Naknna rose to his feet. Knowing not of the gesture, still Moye and the Princess bowed as well, prostrate.
‘And you both as well,’ the General said, evidently complacent. He held the keys to Naknna through the doors, but Naknna refused them with a shake of his head.
‘David,’ Naknna whispered, ‘open the doors...but gently, I ask you.’

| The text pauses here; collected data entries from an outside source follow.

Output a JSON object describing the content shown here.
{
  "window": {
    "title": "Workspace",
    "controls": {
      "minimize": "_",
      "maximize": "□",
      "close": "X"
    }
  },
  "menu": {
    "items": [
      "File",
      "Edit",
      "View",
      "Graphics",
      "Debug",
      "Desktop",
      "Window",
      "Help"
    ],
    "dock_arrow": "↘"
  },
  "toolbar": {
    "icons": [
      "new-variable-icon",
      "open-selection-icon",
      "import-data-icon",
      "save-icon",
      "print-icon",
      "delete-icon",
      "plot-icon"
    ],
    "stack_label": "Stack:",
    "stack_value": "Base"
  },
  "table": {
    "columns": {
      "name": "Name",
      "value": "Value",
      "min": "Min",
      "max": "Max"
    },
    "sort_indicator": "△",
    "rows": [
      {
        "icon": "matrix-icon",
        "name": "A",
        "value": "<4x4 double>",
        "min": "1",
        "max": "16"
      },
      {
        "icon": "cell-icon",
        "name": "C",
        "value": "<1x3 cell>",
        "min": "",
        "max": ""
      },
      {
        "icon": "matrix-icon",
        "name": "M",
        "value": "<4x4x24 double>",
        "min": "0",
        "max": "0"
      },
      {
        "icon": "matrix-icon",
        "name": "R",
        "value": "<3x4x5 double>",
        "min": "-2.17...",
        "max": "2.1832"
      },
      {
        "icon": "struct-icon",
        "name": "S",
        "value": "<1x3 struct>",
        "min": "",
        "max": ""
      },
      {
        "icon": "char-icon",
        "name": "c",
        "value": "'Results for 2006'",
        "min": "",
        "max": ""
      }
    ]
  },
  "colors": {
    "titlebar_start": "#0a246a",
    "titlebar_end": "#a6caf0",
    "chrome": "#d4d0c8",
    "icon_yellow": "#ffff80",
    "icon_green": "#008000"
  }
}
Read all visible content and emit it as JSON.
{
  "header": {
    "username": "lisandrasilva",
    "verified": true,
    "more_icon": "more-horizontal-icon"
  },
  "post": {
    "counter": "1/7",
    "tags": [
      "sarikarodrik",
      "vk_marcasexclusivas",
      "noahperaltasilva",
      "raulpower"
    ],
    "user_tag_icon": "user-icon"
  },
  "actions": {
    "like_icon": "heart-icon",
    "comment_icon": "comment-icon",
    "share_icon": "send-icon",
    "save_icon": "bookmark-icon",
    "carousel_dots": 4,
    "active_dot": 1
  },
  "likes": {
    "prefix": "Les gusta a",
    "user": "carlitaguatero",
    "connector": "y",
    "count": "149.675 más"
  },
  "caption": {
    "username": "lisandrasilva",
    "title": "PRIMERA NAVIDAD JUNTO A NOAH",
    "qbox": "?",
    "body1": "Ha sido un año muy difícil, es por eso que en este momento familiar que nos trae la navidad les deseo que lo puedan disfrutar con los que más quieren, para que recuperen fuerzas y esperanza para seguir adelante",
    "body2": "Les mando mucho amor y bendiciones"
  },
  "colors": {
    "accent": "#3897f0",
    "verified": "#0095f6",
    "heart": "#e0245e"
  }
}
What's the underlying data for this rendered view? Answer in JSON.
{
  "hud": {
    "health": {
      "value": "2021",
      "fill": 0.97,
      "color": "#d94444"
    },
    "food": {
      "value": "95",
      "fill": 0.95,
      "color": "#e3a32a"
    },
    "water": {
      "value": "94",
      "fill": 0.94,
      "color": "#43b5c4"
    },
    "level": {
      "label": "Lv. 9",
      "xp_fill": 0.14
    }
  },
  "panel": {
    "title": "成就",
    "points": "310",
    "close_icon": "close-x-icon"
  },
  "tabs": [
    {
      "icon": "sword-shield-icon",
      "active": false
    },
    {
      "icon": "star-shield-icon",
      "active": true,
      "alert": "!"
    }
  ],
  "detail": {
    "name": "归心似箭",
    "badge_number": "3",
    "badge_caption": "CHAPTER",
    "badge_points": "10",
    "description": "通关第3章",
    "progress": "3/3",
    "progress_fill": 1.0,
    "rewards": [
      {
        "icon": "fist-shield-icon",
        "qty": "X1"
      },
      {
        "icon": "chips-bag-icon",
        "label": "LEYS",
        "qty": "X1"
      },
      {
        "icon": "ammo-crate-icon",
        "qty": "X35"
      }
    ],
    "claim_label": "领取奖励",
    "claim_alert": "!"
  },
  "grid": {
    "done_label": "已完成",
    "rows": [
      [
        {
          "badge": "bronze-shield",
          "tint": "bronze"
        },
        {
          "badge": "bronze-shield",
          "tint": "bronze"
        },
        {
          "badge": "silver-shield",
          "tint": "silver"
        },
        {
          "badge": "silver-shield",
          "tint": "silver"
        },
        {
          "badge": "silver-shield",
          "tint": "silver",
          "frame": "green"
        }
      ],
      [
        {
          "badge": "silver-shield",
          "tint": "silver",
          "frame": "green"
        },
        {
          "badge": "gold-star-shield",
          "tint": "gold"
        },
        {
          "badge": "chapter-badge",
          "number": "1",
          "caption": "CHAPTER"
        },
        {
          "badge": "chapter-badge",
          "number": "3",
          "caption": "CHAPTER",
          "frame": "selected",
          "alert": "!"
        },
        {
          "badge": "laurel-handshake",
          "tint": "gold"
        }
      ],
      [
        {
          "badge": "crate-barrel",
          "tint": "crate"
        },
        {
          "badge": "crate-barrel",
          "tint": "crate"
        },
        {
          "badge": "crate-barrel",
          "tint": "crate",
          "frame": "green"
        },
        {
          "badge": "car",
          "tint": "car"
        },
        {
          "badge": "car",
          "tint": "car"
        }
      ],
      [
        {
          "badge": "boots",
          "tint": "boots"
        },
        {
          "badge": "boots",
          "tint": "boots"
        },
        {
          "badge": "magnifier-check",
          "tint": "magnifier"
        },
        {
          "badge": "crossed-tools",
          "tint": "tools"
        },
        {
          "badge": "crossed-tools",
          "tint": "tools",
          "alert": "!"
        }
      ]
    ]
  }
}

The lock vanished from the doors, as did the chains, and the doors slowly creaked open.
‘My thanks to you, friend,’ Moye murmured. The Princess agreed with a soft nod of her head. Both followed Naknna as he stepped somberly out of the room.
Naknna slowed his pace to match the two spies, and murmured slowly, soft as a scorpion’s hiss:
‘I will leave this place at midnight. Be sure you two follow me, if you wish to keep your lives.’
Daring nothing, the Hebrew and Princess nodded.